Quantitative proteomics reveals the key molecular events occurring at different cell cycle phases of the in situ blooming dinoflagellate cells

Dinoflagellate blooms are the results of rapid cell proliferation governed by cell cycle, a highly-ordered series of events that culminates in cell division. However, little is known about cell cycle progression of the in situ bloom cells. Here, we compared proteomes of the in situ blooming cells of a dinoflagellate Prorocentrum donghaiense collected at different cell cycle phases.
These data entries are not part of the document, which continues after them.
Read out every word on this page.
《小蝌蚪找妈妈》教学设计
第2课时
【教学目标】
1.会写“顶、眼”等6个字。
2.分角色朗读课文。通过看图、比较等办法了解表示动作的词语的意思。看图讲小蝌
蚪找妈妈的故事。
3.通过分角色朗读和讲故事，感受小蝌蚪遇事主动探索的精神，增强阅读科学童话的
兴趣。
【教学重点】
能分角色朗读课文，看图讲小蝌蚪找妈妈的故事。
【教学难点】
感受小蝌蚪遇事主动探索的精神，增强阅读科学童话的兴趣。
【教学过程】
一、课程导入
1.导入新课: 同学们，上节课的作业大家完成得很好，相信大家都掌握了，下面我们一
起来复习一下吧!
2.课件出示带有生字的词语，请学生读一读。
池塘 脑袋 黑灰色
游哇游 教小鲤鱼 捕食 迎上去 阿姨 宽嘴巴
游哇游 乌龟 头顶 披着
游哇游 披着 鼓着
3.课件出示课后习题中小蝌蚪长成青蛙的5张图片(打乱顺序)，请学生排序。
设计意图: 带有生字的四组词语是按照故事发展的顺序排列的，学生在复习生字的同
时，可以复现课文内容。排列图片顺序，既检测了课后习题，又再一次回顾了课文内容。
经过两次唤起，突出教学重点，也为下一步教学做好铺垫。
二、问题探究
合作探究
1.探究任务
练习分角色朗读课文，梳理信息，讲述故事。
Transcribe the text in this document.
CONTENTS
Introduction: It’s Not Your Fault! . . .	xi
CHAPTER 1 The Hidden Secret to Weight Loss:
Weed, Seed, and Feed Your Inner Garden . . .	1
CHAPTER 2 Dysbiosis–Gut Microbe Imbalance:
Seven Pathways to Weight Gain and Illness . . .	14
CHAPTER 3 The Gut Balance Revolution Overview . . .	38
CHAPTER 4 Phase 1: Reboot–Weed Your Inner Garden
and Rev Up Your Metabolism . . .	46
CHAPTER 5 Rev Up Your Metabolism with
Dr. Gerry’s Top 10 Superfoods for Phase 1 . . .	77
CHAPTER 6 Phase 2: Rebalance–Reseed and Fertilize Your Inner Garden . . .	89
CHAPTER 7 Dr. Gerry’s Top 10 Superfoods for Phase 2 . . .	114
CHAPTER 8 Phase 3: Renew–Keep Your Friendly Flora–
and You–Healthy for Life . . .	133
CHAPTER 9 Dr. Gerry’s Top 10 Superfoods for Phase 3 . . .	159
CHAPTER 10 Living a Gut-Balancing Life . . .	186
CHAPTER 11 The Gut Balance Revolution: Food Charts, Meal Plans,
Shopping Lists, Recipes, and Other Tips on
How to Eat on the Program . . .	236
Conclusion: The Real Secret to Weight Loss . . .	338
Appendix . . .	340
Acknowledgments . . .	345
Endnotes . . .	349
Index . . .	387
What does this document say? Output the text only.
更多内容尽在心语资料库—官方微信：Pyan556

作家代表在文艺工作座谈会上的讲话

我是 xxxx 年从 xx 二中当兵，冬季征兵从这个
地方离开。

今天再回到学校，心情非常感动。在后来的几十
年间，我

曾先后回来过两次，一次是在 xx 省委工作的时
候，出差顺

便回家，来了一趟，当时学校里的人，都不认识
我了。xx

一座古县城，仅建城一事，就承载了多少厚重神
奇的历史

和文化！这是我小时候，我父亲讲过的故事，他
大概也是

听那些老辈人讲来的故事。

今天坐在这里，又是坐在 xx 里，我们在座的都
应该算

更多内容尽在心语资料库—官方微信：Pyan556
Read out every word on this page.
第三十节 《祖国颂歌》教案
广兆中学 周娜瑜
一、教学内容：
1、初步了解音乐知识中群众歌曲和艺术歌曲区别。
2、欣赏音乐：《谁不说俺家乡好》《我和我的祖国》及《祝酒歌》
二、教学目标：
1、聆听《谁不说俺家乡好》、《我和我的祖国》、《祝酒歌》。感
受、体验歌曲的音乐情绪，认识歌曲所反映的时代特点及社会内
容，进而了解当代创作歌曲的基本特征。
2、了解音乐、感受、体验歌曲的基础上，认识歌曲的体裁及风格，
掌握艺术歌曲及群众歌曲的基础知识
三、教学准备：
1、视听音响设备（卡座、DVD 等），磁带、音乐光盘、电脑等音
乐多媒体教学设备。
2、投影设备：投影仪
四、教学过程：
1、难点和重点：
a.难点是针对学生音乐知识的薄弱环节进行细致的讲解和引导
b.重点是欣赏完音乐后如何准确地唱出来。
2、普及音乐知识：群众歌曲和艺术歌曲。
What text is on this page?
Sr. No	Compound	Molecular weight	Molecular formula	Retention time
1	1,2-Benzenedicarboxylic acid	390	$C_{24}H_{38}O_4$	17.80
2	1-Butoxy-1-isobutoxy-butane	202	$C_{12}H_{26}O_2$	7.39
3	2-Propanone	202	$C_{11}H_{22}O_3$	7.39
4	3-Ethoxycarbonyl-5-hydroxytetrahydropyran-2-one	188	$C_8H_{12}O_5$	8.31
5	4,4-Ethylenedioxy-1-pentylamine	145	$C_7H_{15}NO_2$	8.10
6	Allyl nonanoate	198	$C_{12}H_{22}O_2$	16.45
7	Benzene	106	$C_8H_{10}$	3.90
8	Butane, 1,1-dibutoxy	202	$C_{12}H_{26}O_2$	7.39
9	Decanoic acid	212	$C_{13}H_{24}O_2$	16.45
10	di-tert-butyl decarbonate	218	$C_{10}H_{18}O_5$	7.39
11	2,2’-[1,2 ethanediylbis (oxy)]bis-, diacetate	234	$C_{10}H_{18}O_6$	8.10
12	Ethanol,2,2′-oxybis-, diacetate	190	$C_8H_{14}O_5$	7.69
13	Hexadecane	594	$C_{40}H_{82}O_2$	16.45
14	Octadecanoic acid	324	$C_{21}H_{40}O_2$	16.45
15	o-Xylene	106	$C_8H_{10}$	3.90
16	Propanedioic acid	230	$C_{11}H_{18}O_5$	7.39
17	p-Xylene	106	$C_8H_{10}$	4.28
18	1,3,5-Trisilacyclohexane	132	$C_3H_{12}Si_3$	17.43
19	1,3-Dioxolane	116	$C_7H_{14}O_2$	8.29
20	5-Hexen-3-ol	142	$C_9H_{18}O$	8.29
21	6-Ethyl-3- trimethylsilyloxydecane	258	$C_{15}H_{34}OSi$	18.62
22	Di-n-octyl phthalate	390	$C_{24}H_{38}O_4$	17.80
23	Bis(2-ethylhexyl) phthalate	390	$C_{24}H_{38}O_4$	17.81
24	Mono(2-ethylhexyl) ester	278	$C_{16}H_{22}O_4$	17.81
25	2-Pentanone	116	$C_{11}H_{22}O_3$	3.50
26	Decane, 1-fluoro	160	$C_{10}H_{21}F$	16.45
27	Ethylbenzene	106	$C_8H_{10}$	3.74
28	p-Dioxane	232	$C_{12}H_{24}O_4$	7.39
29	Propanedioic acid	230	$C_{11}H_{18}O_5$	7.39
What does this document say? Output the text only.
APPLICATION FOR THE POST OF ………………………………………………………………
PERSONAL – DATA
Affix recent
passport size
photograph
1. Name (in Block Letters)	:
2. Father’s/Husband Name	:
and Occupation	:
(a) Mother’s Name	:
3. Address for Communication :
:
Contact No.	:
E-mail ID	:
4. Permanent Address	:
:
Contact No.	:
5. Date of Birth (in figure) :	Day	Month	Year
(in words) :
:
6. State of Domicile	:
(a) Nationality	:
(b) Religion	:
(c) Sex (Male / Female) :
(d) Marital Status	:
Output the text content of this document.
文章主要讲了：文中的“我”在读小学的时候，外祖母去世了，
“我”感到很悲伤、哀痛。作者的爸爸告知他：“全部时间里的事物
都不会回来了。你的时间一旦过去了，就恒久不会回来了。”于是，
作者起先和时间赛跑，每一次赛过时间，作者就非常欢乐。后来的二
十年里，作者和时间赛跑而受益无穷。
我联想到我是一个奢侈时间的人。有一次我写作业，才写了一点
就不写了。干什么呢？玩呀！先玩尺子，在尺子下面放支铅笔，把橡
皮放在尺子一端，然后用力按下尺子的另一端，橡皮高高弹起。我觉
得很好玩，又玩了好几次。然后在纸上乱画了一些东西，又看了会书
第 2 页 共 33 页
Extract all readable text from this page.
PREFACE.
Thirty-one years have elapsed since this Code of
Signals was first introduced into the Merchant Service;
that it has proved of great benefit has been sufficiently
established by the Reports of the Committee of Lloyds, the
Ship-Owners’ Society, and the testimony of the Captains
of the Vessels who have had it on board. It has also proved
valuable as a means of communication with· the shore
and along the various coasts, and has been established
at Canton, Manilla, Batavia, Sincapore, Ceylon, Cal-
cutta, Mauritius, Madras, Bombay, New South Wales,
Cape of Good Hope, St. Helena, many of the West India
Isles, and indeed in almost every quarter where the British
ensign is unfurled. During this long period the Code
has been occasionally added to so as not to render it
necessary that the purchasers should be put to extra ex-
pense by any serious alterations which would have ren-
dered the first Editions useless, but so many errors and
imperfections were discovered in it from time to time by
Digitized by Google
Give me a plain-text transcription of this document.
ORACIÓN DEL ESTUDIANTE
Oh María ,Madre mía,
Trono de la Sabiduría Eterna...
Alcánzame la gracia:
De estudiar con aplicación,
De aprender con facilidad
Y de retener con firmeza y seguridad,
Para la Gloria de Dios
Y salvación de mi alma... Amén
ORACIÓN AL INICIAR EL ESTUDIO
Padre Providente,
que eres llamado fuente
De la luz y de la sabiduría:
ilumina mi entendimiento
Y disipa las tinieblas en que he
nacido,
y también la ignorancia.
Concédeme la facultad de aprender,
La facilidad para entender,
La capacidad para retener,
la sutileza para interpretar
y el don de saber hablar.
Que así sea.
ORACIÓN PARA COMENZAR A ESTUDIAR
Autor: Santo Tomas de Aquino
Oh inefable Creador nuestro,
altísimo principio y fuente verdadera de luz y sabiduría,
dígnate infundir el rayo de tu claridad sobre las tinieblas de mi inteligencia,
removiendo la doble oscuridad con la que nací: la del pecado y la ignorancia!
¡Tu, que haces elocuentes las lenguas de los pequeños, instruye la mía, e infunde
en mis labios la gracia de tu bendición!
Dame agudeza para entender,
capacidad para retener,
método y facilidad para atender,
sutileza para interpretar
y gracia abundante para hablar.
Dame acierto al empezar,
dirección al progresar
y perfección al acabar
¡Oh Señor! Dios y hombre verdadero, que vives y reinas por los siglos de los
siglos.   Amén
The blooming P. donghaiense cells completed a cell cycle within 24 h with a high synchronization rate of 82.7%. Proteins associated with photosynthesis, porphyrin and chlorophyll synthesis, carbon, nitrogen and amino acid metabolisms exhibited high expressions at the G1 phase; DNA replication and mismatch repair related proteins were more abundant at the S phase; while protein synthesis and oxidative phosphorylation were highly enriched at the G2/M phase. Cell cycle proteins presented similar periodic diel patterns to other eukaryotic cells, and higher expressions of proliferating cell nuclear antigen and cyclin dependent kinase 2 at the S phase ensured the smooth S-G2/M transition. Strikingly, four histones were first identified in P. donghaiense and highly expressed at the G2/M phase, indicating their potential roles in regulating cell cycle. This study presents the first quantitative survey, to our knowledge, of proteome changes at different cell cycle phases of the in situ blooming cells in natural environment and provides insights into cell cycle regulation of the blooming dinoflagellate cells. [Display omitted] •The blooming P. donghaiense cells exhibited high growth and synchronization rates.•Quantitative proteomics revealed differentially expressed proteins within a cell cycle.•Histone proteins were firstly identified and highly expressed at the G2/M phase.•Periodic occurrence of the molecular events guaranteed cell cycle progression.